After hearing this I thought well best-case scenario is they cure him. and worst-case scenario is that they treat him for life but that the life expectancy would be 10+ years given the optimism and choice of wording after these last scans. Am I correct thinking this or does having 1 met to prostate bone with no distant spread still bring a prognosis of only 5 years? I am going to stay positive regardless but I still want to know how good or bad of a position he is in.
2 years of continuous ADT with abiraterone is SOC with whole pelvic radiation. You cannot pause and check. That’s like starting and restarting antibiotics. It creates resistance.
Sorry I meant that he is sticking with a firmagon shot every month. The 6 month pause is just from radiation. The reason is because they said 5 weeks of radiation is like they dropped a big bomb of radiation in his pelvic area and that it will continue to kill cancer cells for months to come. So for that reason they will not know how successful the radiation was until the do new scans 6 months from now.
during these 6 months he will remain on firmagon every month and also every month he will do blood work to monitor the PSA levels and testosterone levels I believe to confirm that he remains responsive to the ADT treatment
No abiraterone. When looking this up to educate myself I see it is for advanced prostate cancer that is most commonly offered to men whose cancer has stopped responding to other types of hormone treatment. Basically second-line therapy.

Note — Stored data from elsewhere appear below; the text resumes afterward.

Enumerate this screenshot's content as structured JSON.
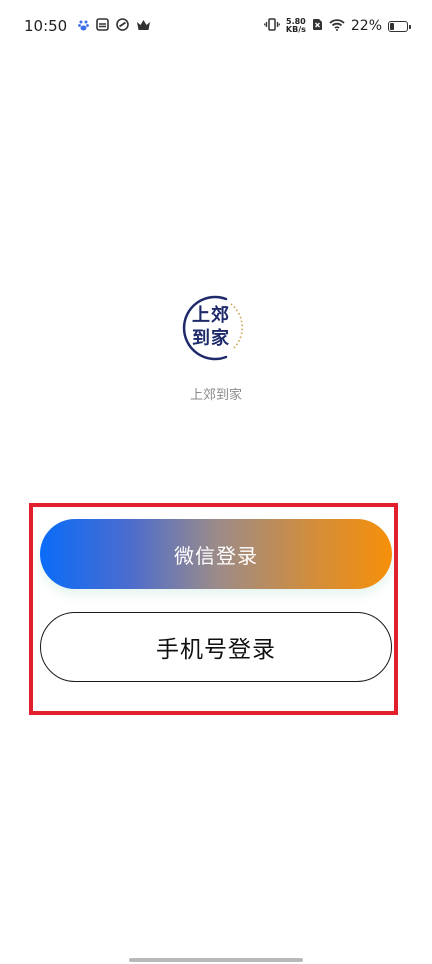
{
  "status_bar": {
    "time": "10:50",
    "net_speed_value": "5.80",
    "net_speed_unit": "KB/s",
    "battery_percent": "22%",
    "battery_level": 0.22
  },
  "logo": {
    "line1": "上郊",
    "line2": "到家",
    "ring_color": "#1f2a6b",
    "accent_color": "#c9a24b"
  },
  "app_name": "上郊到家",
  "buttons": {
    "wechat_login": "微信登录",
    "phone_login": "手机号登录"
  },
  "colors": {
    "gradient_start": "#0a6cf8",
    "gradient_end": "#f7900a",
    "highlight": "#e21f2d"
  }
}
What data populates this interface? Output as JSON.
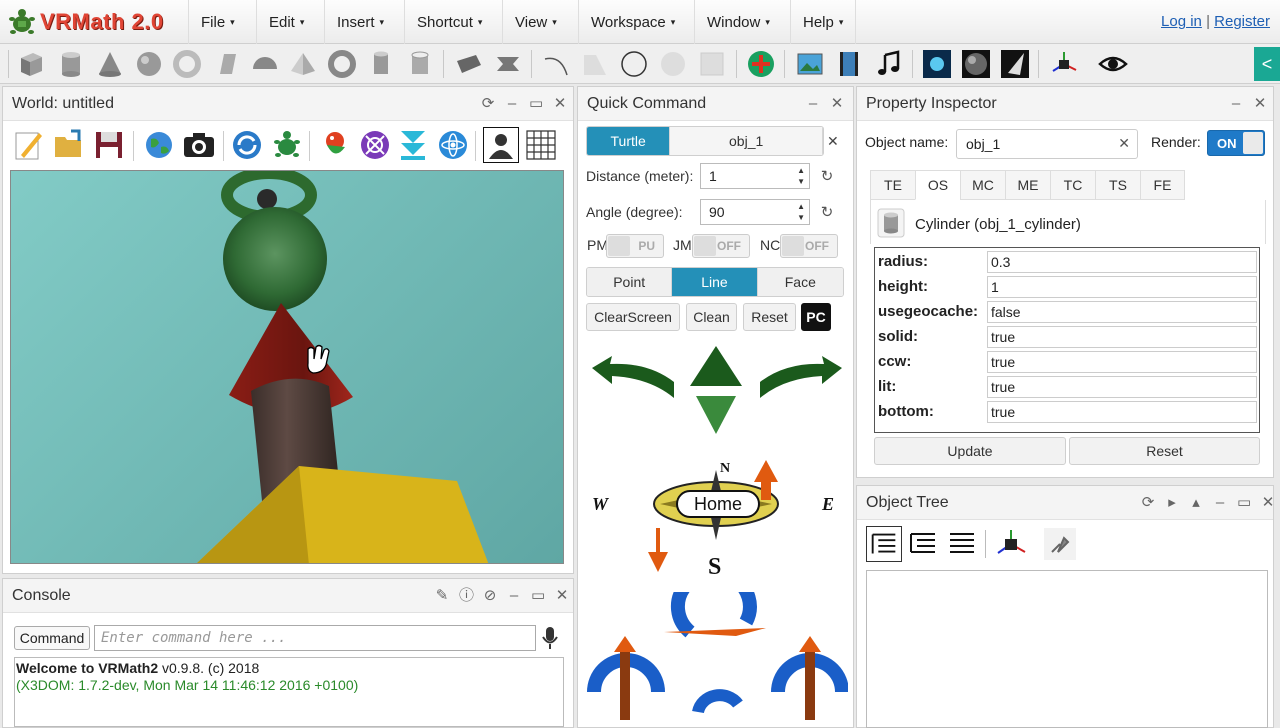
{
  "app": {
    "logo_text": "VRMath 2.0"
  },
  "menubar": {
    "items": [
      "File",
      "Edit",
      "Insert",
      "Shortcut",
      "View",
      "Workspace",
      "Window",
      "Help"
    ],
    "caret": "▾",
    "login": "Log in",
    "separator": "|",
    "register": "Register"
  },
  "toolbar": {
    "icons": [
      "box-icon",
      "cylinder-icon",
      "cone-icon",
      "sphere-icon",
      "torus-icon",
      "extrusion-icon",
      "hemisphere-icon",
      "pyramid-icon",
      "ring-icon",
      "tube-icon",
      "pipe-icon",
      "plane-icon",
      "prism-icon",
      "arc-icon",
      "disk-segment-icon",
      "circle-icon",
      "disk-icon",
      "rectangle-icon",
      "add-object-icon",
      "image-icon",
      "video-icon",
      "music-icon",
      "background-icon",
      "texture-icon",
      "light-icon",
      "axis-icon",
      "eye-icon"
    ],
    "collapse_glyph": "<"
  },
  "world": {
    "title": "World: untitled",
    "tools": [
      "edit-icon",
      "open-icon",
      "save-icon",
      "globe-icon",
      "camera-icon",
      "refresh-icon",
      "turtle-icon",
      "parrot-icon",
      "atom-spin-icon",
      "download-arrows-icon",
      "atom-icon",
      "avatar-icon",
      "grid-icon"
    ]
  },
  "console": {
    "title": "Console",
    "command_label": "Command",
    "placeholder": "Enter command here ...",
    "welcome_bold": "Welcome to VRMath2",
    "welcome_rest": " v0.9.8. (c) 2018",
    "x3dom_line": "(X3DOM: 1.7.2-dev, Mon Mar 14 11:46:12 2016 +0100)"
  },
  "quick_command": {
    "title": "Quick Command",
    "tab_turtle": "Turtle",
    "tab_object": "obj_1",
    "distance_label": "Distance (meter):",
    "distance_value": "1",
    "angle_label": "Angle (degree):",
    "angle_value": "90",
    "pm_label": "PM",
    "pm_state": "PU",
    "jm_label": "JM",
    "jm_state": "OFF",
    "nc_label": "NC",
    "nc_state": "OFF",
    "mode_point": "Point",
    "mode_line": "Line",
    "mode_face": "Face",
    "clearscreen": "ClearScreen",
    "clean": "Clean",
    "reset": "Reset",
    "pc": "PC",
    "home": "Home",
    "compass_n": "N",
    "compass_s": "S",
    "compass_w": "W",
    "compass_e": "E"
  },
  "property_inspector": {
    "title": "Property Inspector",
    "object_name_label": "Object name:",
    "object_name_value": "obj_1",
    "render_label": "Render:",
    "render_state": "ON",
    "tabs": [
      "TE",
      "OS",
      "MC",
      "ME",
      "TC",
      "TS",
      "FE"
    ],
    "active_tab": "OS",
    "node_title": "Cylinder (obj_1_cylinder)",
    "properties": [
      {
        "key": "radius:",
        "value": "0.3"
      },
      {
        "key": "height:",
        "value": "1"
      },
      {
        "key": "usegeocache:",
        "value": "false"
      },
      {
        "key": "solid:",
        "value": "true"
      },
      {
        "key": "ccw:",
        "value": "true"
      },
      {
        "key": "lit:",
        "value": "true"
      },
      {
        "key": "bottom:",
        "value": "true"
      }
    ],
    "update": "Update",
    "reset": "Reset"
  },
  "object_tree": {
    "title": "Object Tree",
    "tools": [
      "expand-all-icon",
      "collapse-icon",
      "list-icon",
      "axis-icon",
      "pointer-icon"
    ]
  },
  "colors": {
    "accent": "#2490b8",
    "teal": "#1aa894",
    "logo": "#e04535"
  }
}
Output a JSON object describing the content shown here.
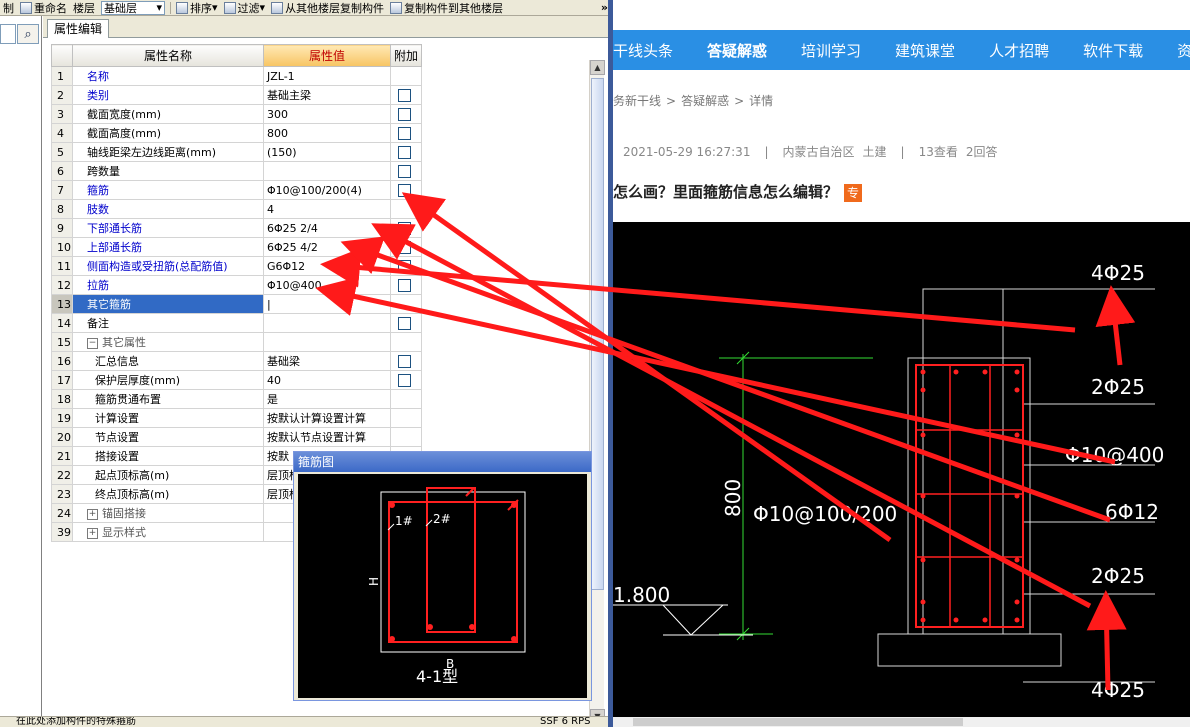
{
  "toolbar": {
    "items": [
      {
        "label": "制",
        "icon": "copy-icon"
      },
      {
        "label": "重命名",
        "icon": "rename-icon"
      },
      {
        "label": "楼层",
        "icon": ""
      },
      {
        "label": "排序",
        "icon": "sort-icon"
      },
      {
        "label": "过滤",
        "icon": "filter-icon"
      },
      {
        "label": "从其他楼层复制构件",
        "icon": "copy-from-floor-icon"
      },
      {
        "label": "复制构件到其他楼层",
        "icon": "copy-to-floor-icon"
      }
    ],
    "floor_value": "基础层",
    "more": "»"
  },
  "panel": {
    "tab": "属性编辑",
    "headers": {
      "name": "属性名称",
      "value": "属性值",
      "extra": "附加"
    }
  },
  "rows": [
    {
      "no": "1",
      "name": "名称",
      "value": "JZL-1",
      "blue": true,
      "cb": false
    },
    {
      "no": "2",
      "name": "类别",
      "value": "基础主梁",
      "blue": true,
      "cb": true
    },
    {
      "no": "3",
      "name": "截面宽度(mm)",
      "value": "300",
      "blue": false,
      "cb": true
    },
    {
      "no": "4",
      "name": "截面高度(mm)",
      "value": "800",
      "blue": false,
      "cb": true
    },
    {
      "no": "5",
      "name": "轴线距梁左边线距离(mm)",
      "value": "(150)",
      "blue": false,
      "cb": true
    },
    {
      "no": "6",
      "name": "跨数量",
      "value": "",
      "blue": false,
      "cb": true
    },
    {
      "no": "7",
      "name": "箍筋",
      "value": "Φ10@100/200(4)",
      "blue": true,
      "cb": true
    },
    {
      "no": "8",
      "name": "肢数",
      "value": "4",
      "blue": true,
      "cb": false
    },
    {
      "no": "9",
      "name": "下部通长筋",
      "value": "6Φ25 2/4",
      "blue": true,
      "cb": true
    },
    {
      "no": "10",
      "name": "上部通长筋",
      "value": "6Φ25 4/2",
      "blue": true,
      "cb": true
    },
    {
      "no": "11",
      "name": "侧面构造或受扭筋(总配筋值)",
      "value": "G6Φ12",
      "blue": true,
      "cb": true
    },
    {
      "no": "12",
      "name": "拉筋",
      "value": "Φ10@400",
      "blue": true,
      "cb": true
    },
    {
      "no": "13",
      "name": "其它箍筋",
      "value": "|",
      "blue": false,
      "cb": false,
      "selected": true
    },
    {
      "no": "14",
      "name": "备注",
      "value": "",
      "blue": false,
      "cb": true
    },
    {
      "no": "15",
      "name": "其它属性",
      "value": "",
      "blue": false,
      "cb": false,
      "group": "−"
    },
    {
      "no": "16",
      "name": "汇总信息",
      "value": "基础梁",
      "blue": false,
      "cb": true,
      "indent": true
    },
    {
      "no": "17",
      "name": "保护层厚度(mm)",
      "value": "40",
      "blue": false,
      "cb": true,
      "indent": true
    },
    {
      "no": "18",
      "name": "箍筋贯通布置",
      "value": "是",
      "blue": false,
      "cb": false,
      "indent": true
    },
    {
      "no": "19",
      "name": "计算设置",
      "value": "按默认计算设置计算",
      "blue": false,
      "cb": false,
      "indent": true
    },
    {
      "no": "20",
      "name": "节点设置",
      "value": "按默认节点设置计算",
      "blue": false,
      "cb": false,
      "indent": true
    },
    {
      "no": "21",
      "name": "搭接设置",
      "value": "按默",
      "blue": false,
      "cb": false,
      "indent": true
    },
    {
      "no": "22",
      "name": "起点顶标高(m)",
      "value": "层顶标",
      "blue": false,
      "cb": false,
      "indent": true
    },
    {
      "no": "23",
      "name": "终点顶标高(m)",
      "value": "层顶标",
      "blue": false,
      "cb": false,
      "indent": true
    },
    {
      "no": "24",
      "name": "锚固搭接",
      "value": "",
      "blue": false,
      "cb": false,
      "group": "+"
    },
    {
      "no": "39",
      "name": "显示样式",
      "value": "",
      "blue": false,
      "cb": false,
      "group": "+"
    }
  ],
  "popup": {
    "title": "箍筋图",
    "label_1": "1#",
    "label_2": "2#",
    "label_h": "H",
    "label_b": "B",
    "type_label": "4-1型"
  },
  "statusbar": {
    "left": "在此处添加构件的特殊箍筋",
    "right": "SSF 6 RPS"
  },
  "web": {
    "nav": [
      "干线头条",
      "答疑解惑",
      "培训学习",
      "建筑课堂",
      "人才招聘",
      "软件下载",
      "资"
    ],
    "active_nav": "答疑解惑",
    "breadcrumb": [
      "务新干线",
      "答疑解惑",
      "详情"
    ],
    "crumb_sep": ">",
    "meta": {
      "date": "2021-05-29 16:27:31",
      "region": "内蒙古自治区",
      "category": "土建",
      "views": "13查看",
      "answers": "2回答",
      "separator": "|"
    },
    "question": "怎么画？里面箍筋信息怎么编辑？",
    "badge": "专"
  },
  "cad": {
    "top_label": "4Φ25",
    "label_2": "2Φ25",
    "label_tie": "Φ10@400",
    "label_side": "6Φ12",
    "label_3": "2Φ25",
    "bottom_label": "4Φ25",
    "height": "800",
    "stirrup": "Φ10@100/200",
    "elevation": "1.800"
  },
  "colors": {
    "annotation_red": "#ff1a1a",
    "rebar_red": "#ff2020",
    "nav_blue": "#2a8fe4",
    "selection_blue": "#316ac5"
  }
}
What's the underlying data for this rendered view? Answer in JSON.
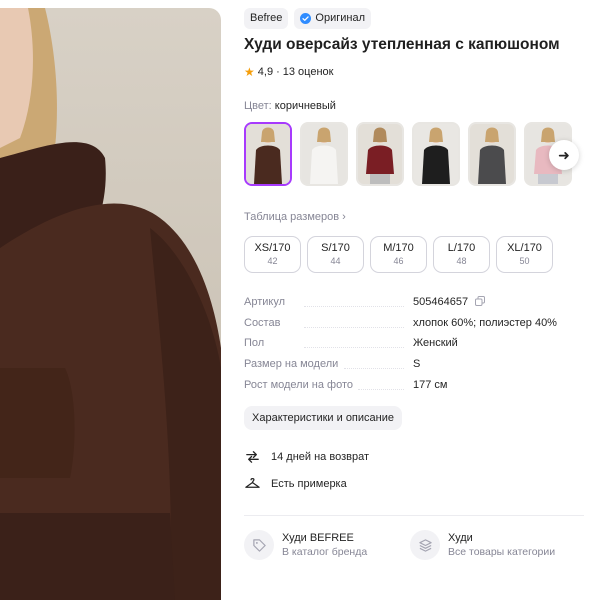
{
  "brand_badge": "Befree",
  "original_badge": "Оригинал",
  "product_title": "Худи оверсайз утепленная с капюшоном",
  "rating": {
    "value": "4,9",
    "separator": "·",
    "count_text": "13 оценок"
  },
  "color": {
    "label": "Цвет:",
    "value": "коричневый",
    "swatches": [
      {
        "name": "коричневый",
        "hex": "#4a2a1f",
        "selected": true
      },
      {
        "name": "белый",
        "hex": "#f1f0ee",
        "selected": false
      },
      {
        "name": "бордовый",
        "hex": "#7a1e24",
        "selected": false
      },
      {
        "name": "черный",
        "hex": "#1e1e1e",
        "selected": false
      },
      {
        "name": "серый",
        "hex": "#4b4b4d",
        "selected": false
      },
      {
        "name": "розовый",
        "hex": "#e8b9c0",
        "selected": false
      }
    ]
  },
  "size_table_link": "Таблица размеров",
  "sizes": [
    {
      "name": "XS/170",
      "ru": "42"
    },
    {
      "name": "S/170",
      "ru": "44"
    },
    {
      "name": "M/170",
      "ru": "46"
    },
    {
      "name": "L/170",
      "ru": "48"
    },
    {
      "name": "XL/170",
      "ru": "50"
    }
  ],
  "specs": [
    {
      "key": "Артикул",
      "value": "505464657"
    },
    {
      "key": "Состав",
      "value": "хлопок 60%; полиэстер 40%"
    },
    {
      "key": "Пол",
      "value": "Женский"
    },
    {
      "key": "Размер на модели",
      "value": "S"
    },
    {
      "key": "Рост модели на фото",
      "value": "177 см"
    }
  ],
  "characteristics_button": "Характеристики и описание",
  "features": [
    {
      "icon": "return-arrows-icon",
      "text": "14 дней на возврат"
    },
    {
      "icon": "hanger-icon",
      "text": "Есть примерка"
    }
  ],
  "brand_link": {
    "title": "Худи BEFREE",
    "subtitle": "В каталог бренда",
    "icon": "tag-icon"
  },
  "category_link": {
    "title": "Худи",
    "subtitle": "Все товары категории",
    "icon": "layers-icon"
  },
  "colors": {
    "accent": "#a73afd",
    "verified": "#2f8cff",
    "star": "#f59e0b",
    "muted_text": "#868695"
  }
}
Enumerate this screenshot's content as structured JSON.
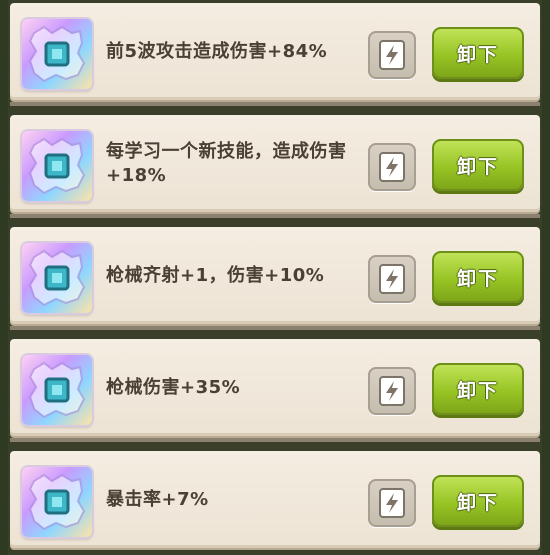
{
  "skills": [
    {
      "description": "前5波攻击造成伤害+84%",
      "unload_label": "卸下",
      "icon": "rainbow-crystal-icon",
      "lock_icon": "lightning-lock-icon"
    },
    {
      "description": "每学习一个新技能，造成伤害+18%",
      "unload_label": "卸下",
      "icon": "rainbow-crystal-icon",
      "lock_icon": "lightning-lock-icon"
    },
    {
      "description": "枪械齐射+1，伤害+10%",
      "unload_label": "卸下",
      "icon": "rainbow-crystal-icon",
      "lock_icon": "lightning-lock-icon"
    },
    {
      "description": "枪械伤害+35%",
      "unload_label": "卸下",
      "icon": "rainbow-crystal-icon",
      "lock_icon": "lightning-lock-icon"
    },
    {
      "description": "暴击率+7%",
      "unload_label": "卸下",
      "icon": "rainbow-crystal-icon",
      "lock_icon": "lightning-lock-icon"
    }
  ],
  "colors": {
    "row_bg": "#f0e8db",
    "button_green": "#97c424",
    "text": "#4b4036"
  }
}
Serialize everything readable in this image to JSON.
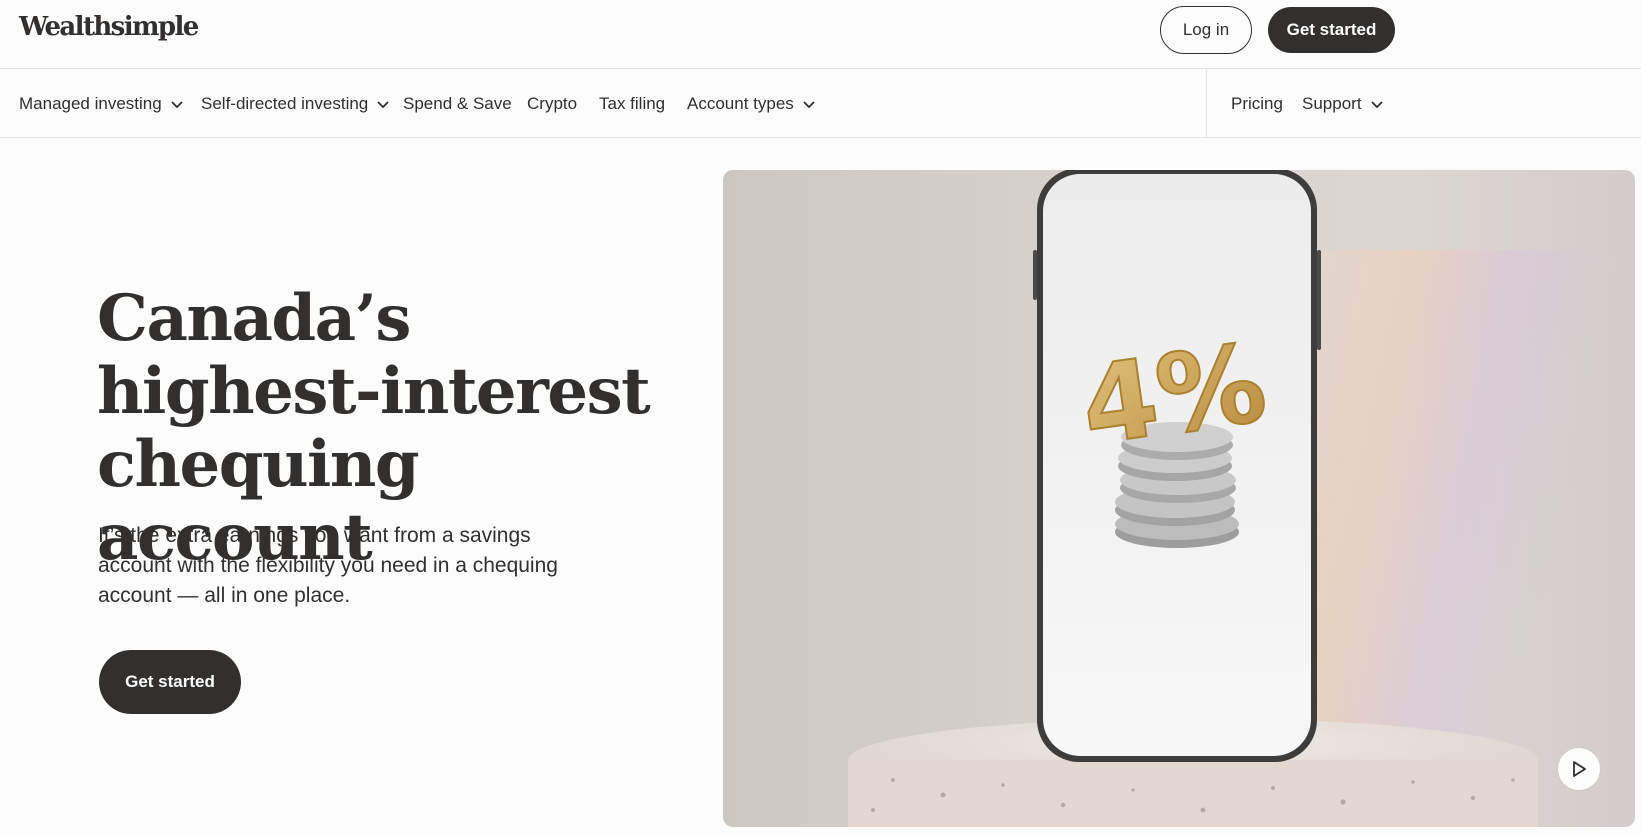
{
  "brand": {
    "name": "Wealthsimple"
  },
  "header": {
    "login_label": "Log in",
    "get_started_label": "Get started"
  },
  "nav": {
    "left": [
      {
        "label": "Managed investing",
        "dropdown": true
      },
      {
        "label": "Self-directed investing",
        "dropdown": true
      },
      {
        "label": "Spend & Save",
        "dropdown": false
      },
      {
        "label": "Crypto",
        "dropdown": false
      },
      {
        "label": "Tax filing",
        "dropdown": false
      },
      {
        "label": "Account types",
        "dropdown": true
      }
    ],
    "right": [
      {
        "label": "Pricing",
        "dropdown": false
      },
      {
        "label": "Support",
        "dropdown": true
      }
    ]
  },
  "hero": {
    "title_lines": [
      "Canada’s",
      "highest-interest",
      "chequing account"
    ],
    "subtitle": "It’s the extra earnings you want from a savings account with the flexibility you need in a chequing account — all in one place.",
    "cta_label": "Get started",
    "media": {
      "rate_text": "4%",
      "play_icon": "play-icon"
    }
  },
  "colors": {
    "ink": "#32302f",
    "background": "#fcfcfc",
    "gold": "#c9a04f"
  }
}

Though it goes on to mention that so men may be offered it as a first line treatment although it doesn't mention any pros or cons of using it as a first treatment.
and the other mention for it being prescribed is if you are no longer responding to chemotherapy OR if you can't have chemo or if you've opted against Chemo.
So for my fathers situation. localized and responding to Firmagon, it appears that it is not necessary?
There are several uses. Like this one, which applies to your father's situstion:
The newest studies, I believe, show that adding abiraterone would be of benefit to him.